That’s why the insistence by TERFs (trans-exclusionary radical feminists) that a “woman” must only be defined in terms of biological sex is so bat crap crazy. The very foundation of feminism is about removing the perceived biological limits on women. For centuries it was a biological ‘fact’ that women couldn’t understand math, or study science, or participate in sports, or be financially independent. Moreover, because sex and gender were considered identical, the very concept of womanhood was biologically determined, and thus ‘femine’ gender roles were thought to be innate and unchangeable. Fighting wasn’t ‘feminine’, QED women could not join the military. Science wasn’t ‘feminie’, QED women couldn’t go to medical school. THAT is the end result of biology = gender. THAT is what TERFs are unthinkingly supporting when they argue a woman is wholly defined by her reproductive organs.

TERFs also insist that to accept trans women as women harms cis women and lesbians because it “erases” biological sex and disenfranchises lesbians. This is untrue. No one in the trans community is trying to claim cis women are not women. They simply argue, rightly, that gender is not the same thing as biology.  No one is ‘born’ a biological woman. People are born biologically male, female, or intersexed and then learn their gender roles via culture.  The trans community argues that gender may be ascribed at birth based on what your genitals look like, but no one has the right to decide how ‘masculine’ or ‘feminine’ you become. The transgender ideology that genitals do not define a person’s abilities or interests is the bedrock of feminism. Furthermore, no one in the trans community is claiming cis lesbians aren’t women, or don’t face oppression in patriarchal systems. It is the trans community that defends the clear distinction between ‘butch’ cis lesbians and trans men. The trans community, unlike TERFs, do not consider genitalia to be the same thing as gender identity or sexual orientation.
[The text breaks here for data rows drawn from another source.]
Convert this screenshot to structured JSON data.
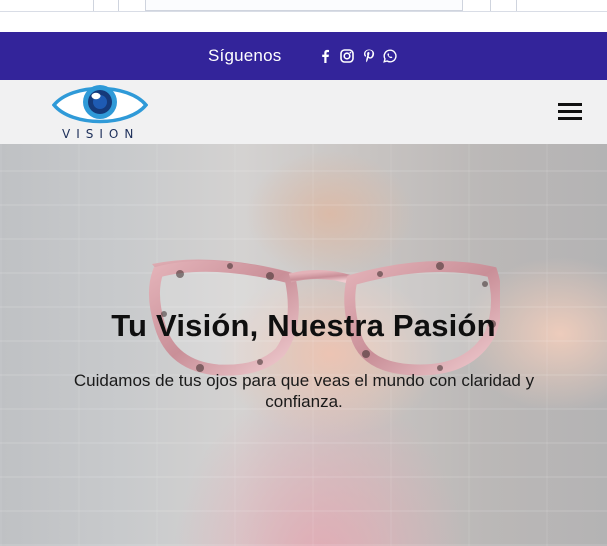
{
  "social_bar": {
    "label": "Síguenos",
    "icons": [
      "facebook-icon",
      "instagram-icon",
      "pinterest-icon",
      "whatsapp-icon"
    ],
    "background": "#33249a"
  },
  "header": {
    "logo_text": "VISION",
    "menu_icon": "hamburger-menu-icon"
  },
  "hero": {
    "title": "Tu Visión, Nuestra Pasión",
    "subtitle": "Cuidamos de tus ojos para que veas el mundo con claridad y confianza."
  }
}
The cold, hard truth of it is that it is the TERF community who is trying to oppress and elide trans identities, not the trans community trying to erase either straight cis women or lesbian cis women.

Currently, TERFs are attacking Margaret E. Atwood on Twitter, one of the leading feminist writers in 20th century literature, because she dared to suggest (correctly) that biological sex and gender are both seperate and fluid. The TERFs are calling Atwood a “handmaid” and “anti-feminist”. They are attacking a cis woman for her views … while at the same time proclaiming that anyone who disputes transphobia is a ‘misogynist’. Yes. They are insisting that their attacks on women who disagree with transphobia are de facto NOT misogynistic, but attacks on transphobic women can ONLY be misogynistic.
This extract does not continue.